Even in modern times, there are things that seem mysterious—not in a holy way, but in a way that makes you dumbfounded. We’d like to throw in a few of these mysterious happenings on the off chance that someone would solve the mystery.
The Case of the Silent Justice
Recently, for instance, news came that Justice Clarence Thomas was heard during a court proceedings which still remains obscure. Apparently the justice had not spoken from the court in seven years, or asked a question from the court. The comment he made recently was understood to be some kind of joke regarding Harvard.
Let’s look at this a minute. I know justices write opinions or lend their names to them, and I know they deliberate in private, at which point even Justice Thomas is reported to take part. But here’s my mystery—it hardly seems possible that a judge in such a high place could not ask a single question of attorneys representing plaintiffs or the government in a case in seven years or make a comment. It’s as if he’s a ghost in robes. There are some justices, we hear, that have made an art form out of questioning attorneys to the point of badgering, while others take great delight in the whole process. Is it actually legal to keep silent for seven years, and does this man get invited to cocktail parties for his volubility? Does Justice Thomas have so little curiosity or interest in cases, or does he already know everything there is to know that not a single question comes to his mind during the course of the proceedings?

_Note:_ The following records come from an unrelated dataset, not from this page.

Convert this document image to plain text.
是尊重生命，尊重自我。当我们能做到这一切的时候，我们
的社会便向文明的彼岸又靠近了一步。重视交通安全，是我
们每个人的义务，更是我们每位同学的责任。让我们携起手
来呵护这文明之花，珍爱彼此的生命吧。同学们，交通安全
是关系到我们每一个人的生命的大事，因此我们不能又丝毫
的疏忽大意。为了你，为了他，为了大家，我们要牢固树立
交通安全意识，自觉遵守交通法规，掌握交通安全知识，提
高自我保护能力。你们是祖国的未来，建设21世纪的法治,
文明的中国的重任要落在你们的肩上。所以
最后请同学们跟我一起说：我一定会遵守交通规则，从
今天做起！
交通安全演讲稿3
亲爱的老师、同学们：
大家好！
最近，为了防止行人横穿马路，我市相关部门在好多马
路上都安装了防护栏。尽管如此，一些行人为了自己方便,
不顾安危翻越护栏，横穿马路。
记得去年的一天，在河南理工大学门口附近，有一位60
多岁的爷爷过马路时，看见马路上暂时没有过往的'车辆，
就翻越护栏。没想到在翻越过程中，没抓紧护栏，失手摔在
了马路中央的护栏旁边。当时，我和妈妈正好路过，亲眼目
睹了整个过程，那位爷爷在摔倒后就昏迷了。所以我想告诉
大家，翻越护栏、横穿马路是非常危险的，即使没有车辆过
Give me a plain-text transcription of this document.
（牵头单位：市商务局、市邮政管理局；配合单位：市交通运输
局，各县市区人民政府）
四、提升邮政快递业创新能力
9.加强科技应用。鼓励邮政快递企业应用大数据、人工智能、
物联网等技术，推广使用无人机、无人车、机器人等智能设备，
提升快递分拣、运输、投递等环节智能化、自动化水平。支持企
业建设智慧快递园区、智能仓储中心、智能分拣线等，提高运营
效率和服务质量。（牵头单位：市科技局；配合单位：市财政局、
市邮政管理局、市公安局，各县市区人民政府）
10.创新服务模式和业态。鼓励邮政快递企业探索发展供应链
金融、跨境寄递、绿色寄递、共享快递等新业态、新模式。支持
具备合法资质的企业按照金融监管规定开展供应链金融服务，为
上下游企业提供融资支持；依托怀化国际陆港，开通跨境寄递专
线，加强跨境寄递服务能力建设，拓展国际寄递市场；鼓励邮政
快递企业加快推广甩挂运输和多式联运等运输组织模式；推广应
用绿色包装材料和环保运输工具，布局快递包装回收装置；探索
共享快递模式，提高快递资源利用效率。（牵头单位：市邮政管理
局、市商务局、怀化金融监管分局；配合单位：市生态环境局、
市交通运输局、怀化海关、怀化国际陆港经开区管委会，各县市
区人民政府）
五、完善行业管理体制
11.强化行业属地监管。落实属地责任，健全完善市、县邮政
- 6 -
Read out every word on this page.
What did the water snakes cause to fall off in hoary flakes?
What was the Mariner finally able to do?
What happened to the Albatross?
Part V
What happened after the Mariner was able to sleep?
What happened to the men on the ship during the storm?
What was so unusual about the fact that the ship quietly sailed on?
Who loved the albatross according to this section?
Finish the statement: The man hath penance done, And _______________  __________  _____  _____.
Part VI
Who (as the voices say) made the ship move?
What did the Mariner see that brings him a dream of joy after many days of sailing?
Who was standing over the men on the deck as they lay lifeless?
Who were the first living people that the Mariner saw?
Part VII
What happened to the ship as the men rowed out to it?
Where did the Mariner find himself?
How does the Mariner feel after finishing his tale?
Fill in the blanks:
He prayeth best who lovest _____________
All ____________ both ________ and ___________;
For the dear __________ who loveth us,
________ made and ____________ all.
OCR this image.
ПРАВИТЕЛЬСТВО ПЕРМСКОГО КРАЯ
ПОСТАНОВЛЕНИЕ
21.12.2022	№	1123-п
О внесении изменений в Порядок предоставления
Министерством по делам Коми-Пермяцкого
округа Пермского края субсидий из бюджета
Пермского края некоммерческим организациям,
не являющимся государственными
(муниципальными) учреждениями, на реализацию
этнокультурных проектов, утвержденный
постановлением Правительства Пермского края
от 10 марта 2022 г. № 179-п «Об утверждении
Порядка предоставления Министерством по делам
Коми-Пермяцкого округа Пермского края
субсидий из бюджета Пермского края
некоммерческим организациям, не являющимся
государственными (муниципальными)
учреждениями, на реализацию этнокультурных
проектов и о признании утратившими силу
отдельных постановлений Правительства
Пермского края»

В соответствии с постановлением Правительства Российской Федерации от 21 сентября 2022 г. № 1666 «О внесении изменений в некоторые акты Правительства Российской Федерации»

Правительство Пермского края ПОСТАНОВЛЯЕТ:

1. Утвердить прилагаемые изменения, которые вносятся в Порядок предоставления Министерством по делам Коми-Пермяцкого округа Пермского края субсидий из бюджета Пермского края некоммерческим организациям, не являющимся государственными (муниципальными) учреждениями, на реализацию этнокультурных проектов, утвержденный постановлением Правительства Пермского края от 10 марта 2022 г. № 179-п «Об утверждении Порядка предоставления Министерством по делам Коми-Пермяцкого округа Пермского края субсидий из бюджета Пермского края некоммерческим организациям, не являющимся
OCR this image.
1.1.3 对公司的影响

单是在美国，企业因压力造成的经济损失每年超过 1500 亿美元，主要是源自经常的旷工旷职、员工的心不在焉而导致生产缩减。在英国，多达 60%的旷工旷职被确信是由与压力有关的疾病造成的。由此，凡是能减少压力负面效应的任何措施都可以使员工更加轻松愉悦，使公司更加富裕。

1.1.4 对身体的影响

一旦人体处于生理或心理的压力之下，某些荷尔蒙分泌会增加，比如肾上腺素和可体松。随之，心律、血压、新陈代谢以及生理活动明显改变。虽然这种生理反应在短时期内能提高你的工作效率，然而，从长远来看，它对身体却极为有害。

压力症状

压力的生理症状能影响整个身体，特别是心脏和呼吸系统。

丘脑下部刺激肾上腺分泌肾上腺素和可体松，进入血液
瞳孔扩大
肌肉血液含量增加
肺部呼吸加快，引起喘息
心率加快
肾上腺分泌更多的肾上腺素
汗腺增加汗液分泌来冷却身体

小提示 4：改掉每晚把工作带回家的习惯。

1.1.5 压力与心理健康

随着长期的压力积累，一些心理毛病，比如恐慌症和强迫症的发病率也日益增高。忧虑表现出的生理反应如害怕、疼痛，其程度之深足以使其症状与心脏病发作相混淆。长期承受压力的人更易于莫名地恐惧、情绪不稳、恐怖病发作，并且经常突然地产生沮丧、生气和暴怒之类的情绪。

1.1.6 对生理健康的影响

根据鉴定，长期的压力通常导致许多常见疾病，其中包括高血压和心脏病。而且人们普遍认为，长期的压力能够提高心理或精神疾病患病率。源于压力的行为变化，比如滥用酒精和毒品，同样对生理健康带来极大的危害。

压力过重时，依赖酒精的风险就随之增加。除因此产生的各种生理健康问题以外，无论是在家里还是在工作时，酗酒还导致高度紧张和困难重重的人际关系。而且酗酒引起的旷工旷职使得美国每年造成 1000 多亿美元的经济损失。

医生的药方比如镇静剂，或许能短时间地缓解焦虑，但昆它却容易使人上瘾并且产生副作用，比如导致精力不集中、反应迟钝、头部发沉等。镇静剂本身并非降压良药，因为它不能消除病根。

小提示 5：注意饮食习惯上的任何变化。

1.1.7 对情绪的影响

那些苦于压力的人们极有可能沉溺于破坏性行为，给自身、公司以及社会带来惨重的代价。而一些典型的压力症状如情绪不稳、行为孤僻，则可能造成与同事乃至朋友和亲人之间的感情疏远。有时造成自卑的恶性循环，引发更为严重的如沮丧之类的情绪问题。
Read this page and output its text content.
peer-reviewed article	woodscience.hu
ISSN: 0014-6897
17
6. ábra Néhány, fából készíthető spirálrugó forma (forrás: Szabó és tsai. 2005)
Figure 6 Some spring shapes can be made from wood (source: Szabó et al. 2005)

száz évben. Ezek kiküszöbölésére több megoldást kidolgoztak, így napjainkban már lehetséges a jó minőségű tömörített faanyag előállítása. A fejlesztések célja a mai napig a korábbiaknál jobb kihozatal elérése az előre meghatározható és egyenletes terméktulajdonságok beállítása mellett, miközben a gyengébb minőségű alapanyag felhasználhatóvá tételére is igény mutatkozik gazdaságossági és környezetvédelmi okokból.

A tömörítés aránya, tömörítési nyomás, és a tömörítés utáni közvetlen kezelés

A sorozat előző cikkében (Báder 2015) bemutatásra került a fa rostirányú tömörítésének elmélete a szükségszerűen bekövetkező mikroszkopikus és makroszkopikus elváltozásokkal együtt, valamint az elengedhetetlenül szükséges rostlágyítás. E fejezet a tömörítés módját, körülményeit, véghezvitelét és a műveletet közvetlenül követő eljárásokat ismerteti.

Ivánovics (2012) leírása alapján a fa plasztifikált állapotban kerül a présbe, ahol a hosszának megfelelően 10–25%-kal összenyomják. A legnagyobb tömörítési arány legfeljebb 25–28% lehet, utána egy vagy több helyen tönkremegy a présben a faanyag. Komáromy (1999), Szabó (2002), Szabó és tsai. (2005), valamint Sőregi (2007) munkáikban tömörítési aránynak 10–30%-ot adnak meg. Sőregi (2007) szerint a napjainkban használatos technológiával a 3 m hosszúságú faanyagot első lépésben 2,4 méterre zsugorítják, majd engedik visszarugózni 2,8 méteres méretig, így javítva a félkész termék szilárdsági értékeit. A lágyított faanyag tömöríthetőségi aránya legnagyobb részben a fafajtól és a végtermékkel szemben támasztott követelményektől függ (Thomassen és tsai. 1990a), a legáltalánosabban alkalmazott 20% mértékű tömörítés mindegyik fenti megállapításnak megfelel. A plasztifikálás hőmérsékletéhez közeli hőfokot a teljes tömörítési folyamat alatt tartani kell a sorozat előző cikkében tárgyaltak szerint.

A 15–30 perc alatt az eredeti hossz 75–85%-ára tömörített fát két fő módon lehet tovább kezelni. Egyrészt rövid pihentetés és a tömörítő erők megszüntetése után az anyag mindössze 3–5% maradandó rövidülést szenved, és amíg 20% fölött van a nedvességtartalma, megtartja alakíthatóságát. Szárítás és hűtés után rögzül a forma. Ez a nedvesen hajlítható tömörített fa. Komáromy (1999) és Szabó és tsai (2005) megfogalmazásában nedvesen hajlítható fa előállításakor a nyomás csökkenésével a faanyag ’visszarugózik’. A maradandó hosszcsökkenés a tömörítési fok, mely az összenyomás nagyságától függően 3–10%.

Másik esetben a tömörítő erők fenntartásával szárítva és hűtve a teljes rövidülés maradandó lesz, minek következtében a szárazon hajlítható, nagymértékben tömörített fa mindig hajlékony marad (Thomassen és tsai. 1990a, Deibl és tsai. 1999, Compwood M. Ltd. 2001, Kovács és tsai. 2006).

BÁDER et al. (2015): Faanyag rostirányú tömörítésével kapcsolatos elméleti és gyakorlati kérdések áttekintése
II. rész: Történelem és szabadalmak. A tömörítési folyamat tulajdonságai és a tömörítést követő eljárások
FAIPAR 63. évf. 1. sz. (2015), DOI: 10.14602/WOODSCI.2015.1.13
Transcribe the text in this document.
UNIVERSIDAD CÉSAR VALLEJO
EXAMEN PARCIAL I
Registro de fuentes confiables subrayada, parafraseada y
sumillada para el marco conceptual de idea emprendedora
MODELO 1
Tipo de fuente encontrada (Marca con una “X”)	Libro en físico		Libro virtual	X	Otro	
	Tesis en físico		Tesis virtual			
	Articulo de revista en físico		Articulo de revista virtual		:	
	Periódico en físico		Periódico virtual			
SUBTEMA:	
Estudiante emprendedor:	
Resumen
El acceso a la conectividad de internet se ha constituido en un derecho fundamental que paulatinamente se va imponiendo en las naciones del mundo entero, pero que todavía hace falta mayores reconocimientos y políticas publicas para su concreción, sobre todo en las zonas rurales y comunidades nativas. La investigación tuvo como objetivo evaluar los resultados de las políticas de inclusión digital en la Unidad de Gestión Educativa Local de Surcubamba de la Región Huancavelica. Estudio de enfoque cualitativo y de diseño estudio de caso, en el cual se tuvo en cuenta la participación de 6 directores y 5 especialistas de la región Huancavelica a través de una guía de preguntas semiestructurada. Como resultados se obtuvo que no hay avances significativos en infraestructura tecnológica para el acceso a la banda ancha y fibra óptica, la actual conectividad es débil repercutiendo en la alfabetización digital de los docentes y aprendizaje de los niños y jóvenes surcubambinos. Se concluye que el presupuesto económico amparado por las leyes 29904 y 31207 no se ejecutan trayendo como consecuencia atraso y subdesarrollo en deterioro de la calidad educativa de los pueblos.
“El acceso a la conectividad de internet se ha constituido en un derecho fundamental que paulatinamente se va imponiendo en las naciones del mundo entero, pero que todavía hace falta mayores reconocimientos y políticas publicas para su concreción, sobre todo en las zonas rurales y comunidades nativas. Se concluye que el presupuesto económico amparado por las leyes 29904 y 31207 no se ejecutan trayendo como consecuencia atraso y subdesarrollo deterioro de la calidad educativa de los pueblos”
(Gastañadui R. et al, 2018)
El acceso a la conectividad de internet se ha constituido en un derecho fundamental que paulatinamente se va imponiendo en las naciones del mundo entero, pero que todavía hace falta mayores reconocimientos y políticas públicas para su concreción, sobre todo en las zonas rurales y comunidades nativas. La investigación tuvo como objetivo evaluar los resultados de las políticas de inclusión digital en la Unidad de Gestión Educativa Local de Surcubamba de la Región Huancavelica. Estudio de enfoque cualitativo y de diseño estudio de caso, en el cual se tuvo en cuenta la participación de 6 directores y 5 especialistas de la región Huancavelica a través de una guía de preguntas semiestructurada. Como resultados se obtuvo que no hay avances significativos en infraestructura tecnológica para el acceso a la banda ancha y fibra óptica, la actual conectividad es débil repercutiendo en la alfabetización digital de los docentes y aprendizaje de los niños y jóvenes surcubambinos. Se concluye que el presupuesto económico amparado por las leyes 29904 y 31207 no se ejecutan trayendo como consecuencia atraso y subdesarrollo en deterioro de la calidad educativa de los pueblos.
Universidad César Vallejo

Just think if all sorts of people in other professions displayed as little curiosity as Justice Thomas: why, if he had been Lou Costello, there would be no one to ask who’s on first? And Jean Valjean wouldn’t have asked, albeit in song, who am I?, both a rhetorical question and a highlight of “Les Miserables.” Sam Spade, Sherlock Holmes and Agatha Christie would never make us ask “who done it” or give title to a genre of literature. To be or not to be, that is the question—but perhaps not if Justice Thomas had anything to say about it. The fact that the justice said something was news—sad news, if you think about it. The fact that what he said could not be heard properly enough to be recorded is only ironic.
Good Guys with Guns
The National Rifle Association, in its now complete nuclear warfare—can nukes be guns?—over gun control once held title to the worst slogan to stand behind by way of “I’ll give you my gun when you pry it from my dead cold hands,” which was uttered with particular conviction by NRA spokesman, the late and great actor Charlton Heston, who said it to great effect while holding up rifle. “If you outlaw guns only outlaws will haves guns” is an example of the kind of syllogistic turn of phrase the NRA seems particularly adept at, witness the NRA’s belated response to the horrific shootings at Newton with “The only way to stop a bad guy with a gun is a good guy with a gun,” following that up with a proposal to arm teachers in the classroom and a full-court press ad campaign that has offended many people with its referencing of the President Obama’s daughters.
Isn’t it amazing how often “amazing” is used these days in conversation, especially on television, but also at fashion shows, red carpets, wine tastings, by news people, people writing about Lindsay Lohan or British royalty, shoppers, and bloggers? It threatens to usurp all the known words in the dictionary for something excellent, outstanding, unusual or out of the ordinary, if not extraordinary. I have to say it: that’s amazing.